Stabbie in the kitchen and at the computer

London Stabbie has been quite annoyed today. He has resurrected his old computer in order to ensure that everything useful is removed, and exported his recipe book this morning. Now there is nothing more useful in keeping and disseminating and sharing recipes than a computer. One would think that after many years of storing recipes on computers someone would have figured out a good way of exporting recipes and then importing them into another computer or another program. One would be wrong. Very wrong. As wrong as drinking shiraz with lemon sole.

Stabbie was amazed at the speed of the export from a very old version of Mastercook into a text file. Less than 5 seconds for 2MB of recipes (Stabbie has lots of recipes).

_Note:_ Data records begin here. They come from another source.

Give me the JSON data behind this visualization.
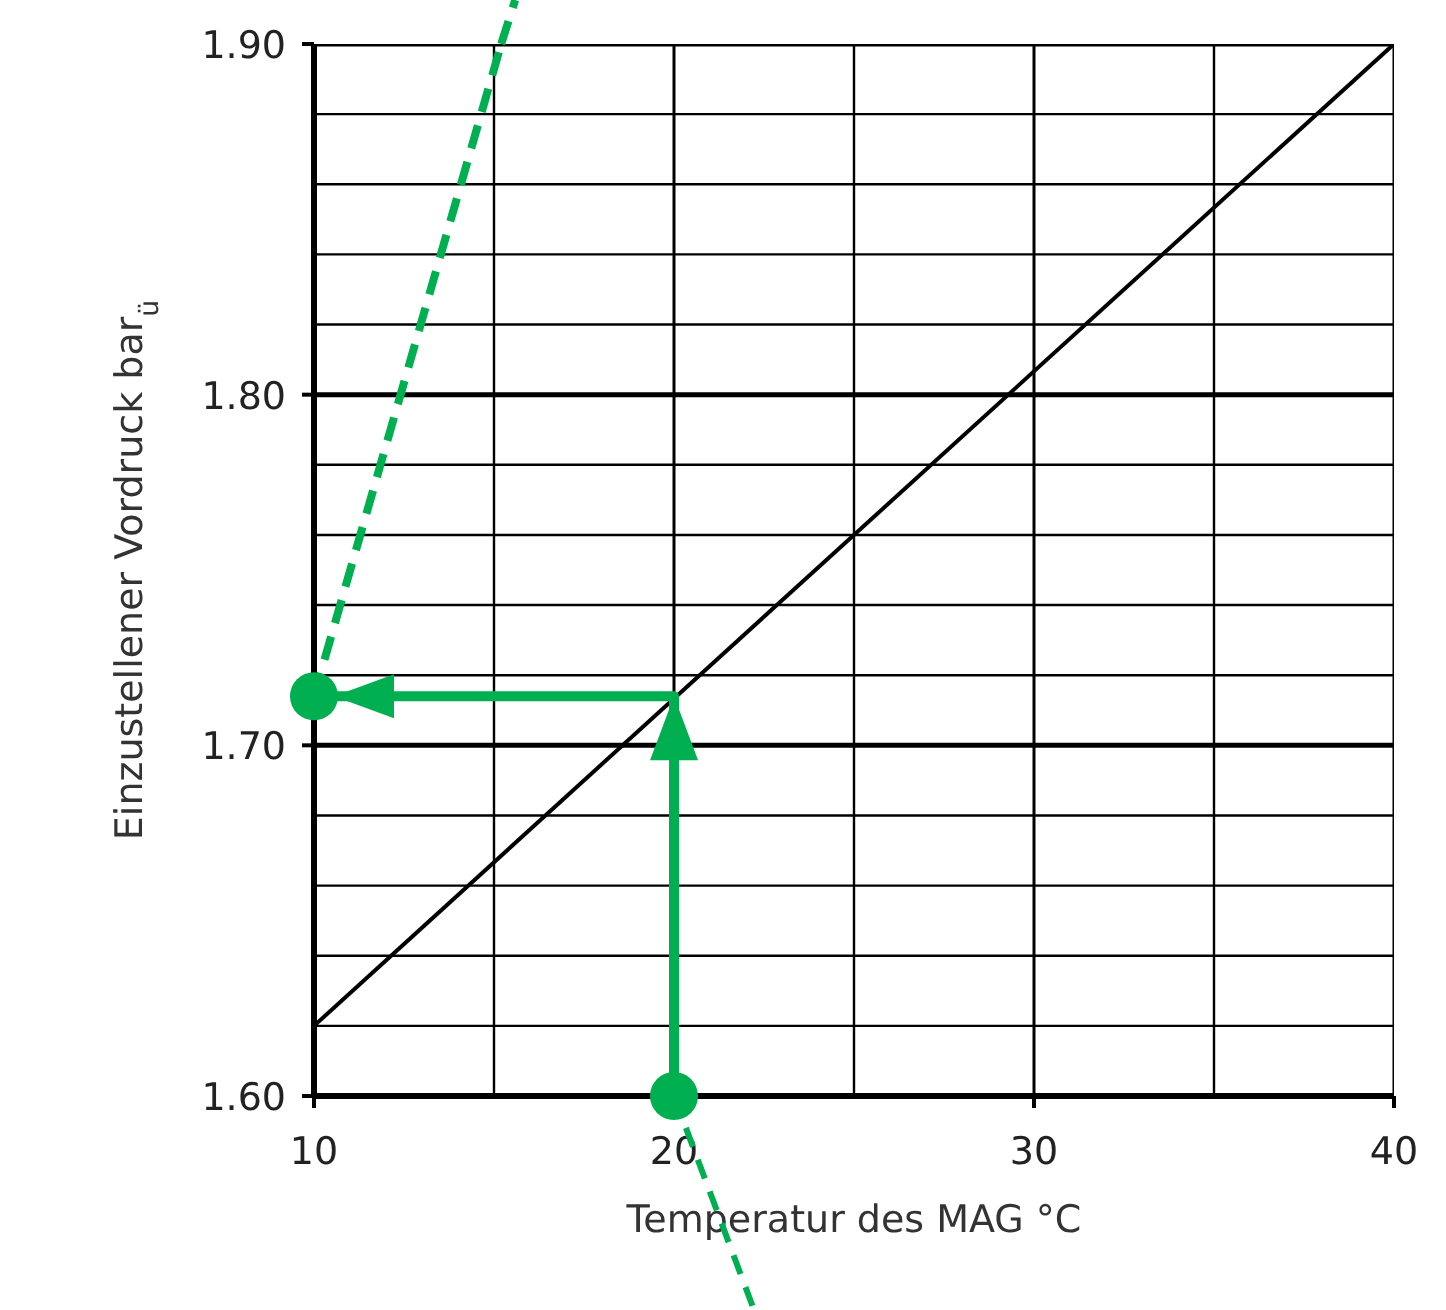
{
  "chart_data": {
    "type": "line",
    "xlabel": "Temperatur des MAG  °C",
    "ylabel": "Einzustellener Vordruck  bar$_{ü}$",
    "xlim": [
      10,
      40
    ],
    "ylim": [
      1.6,
      1.9
    ],
    "xticks": [
      {
        "value": 10,
        "label": "10"
      },
      {
        "value": 15,
        "label": null
      },
      {
        "value": 20,
        "label": "20"
      },
      {
        "value": 25,
        "label": null
      },
      {
        "value": 30,
        "label": "30"
      },
      {
        "value": 35,
        "label": null
      },
      {
        "value": 40,
        "label": "40"
      }
    ],
    "yticks": [
      {
        "value": 1.6,
        "label": "1.60"
      },
      {
        "value": 1.62,
        "label": null
      },
      {
        "value": 1.64,
        "label": null
      },
      {
        "value": 1.66,
        "label": null
      },
      {
        "value": 1.68,
        "label": null
      },
      {
        "value": 1.7,
        "label": "1.70"
      },
      {
        "value": 1.72,
        "label": null
      },
      {
        "value": 1.74,
        "label": null
      },
      {
        "value": 1.76,
        "label": null
      },
      {
        "value": 1.78,
        "label": null
      },
      {
        "value": 1.8,
        "label": "1.80"
      },
      {
        "value": 1.82,
        "label": null
      },
      {
        "value": 1.84,
        "label": null
      },
      {
        "value": 1.86,
        "label": null
      },
      {
        "value": 1.88,
        "label": null
      },
      {
        "value": 1.9,
        "label": "1.90"
      }
    ],
    "grid": true,
    "series": [
      {
        "color": "#000000",
        "x": [
          10,
          40
        ],
        "values": [
          1.62,
          1.9
        ]
      },
      {
        "color": "#00b050",
        "x": [
          20,
          20,
          10
        ],
        "values": [
          1.6,
          1.714,
          1.714
        ]
      },
      {
        "color": "#00b050",
        "x": [
          10,
          15.2
        ],
        "values": [
          1.714,
          1.9
        ],
        "line_style": "dashed"
      }
    ]
  }
}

Stabbie then copied the file into his new computer and fired up Mastercook 11, guaranteed to work with Windows 7. Then he imported the recipe file, and while there were a few mistakes (reported by the software) most of the recipes seemed to be imported fairly well.

So Stabbie took at look at his mother’s recipe for spaghetti and meatballs. He was surprised to learn that it required no meat, no tomatoes, but a lot of flour and sugar and baking powder. Somehow Mastercook had slipped a gear and missed out several recipes, putting the wrong labels on the subsequent ones.

So Stabbie deleted all the recipes, and opened the text file with the exported recipes in it. He now has to import them 10 or 20 at a time and go through each. Some have ingredients misplaced, and others don’t have the instructions or notes correct. Stabbie has more than 1500 recipes in his database. He’s not looking forward to the next four months.

Cooking software is written by dweebs for noobs.

This is also true for geneological software.

Stabbie would like to get the programmers, and especially the people who arranged the user interfaces and the import and export engines, into a very small dining room, lock them in, and feed them chocolate cake iced with Ex-Lax. The toilets will not be accessible.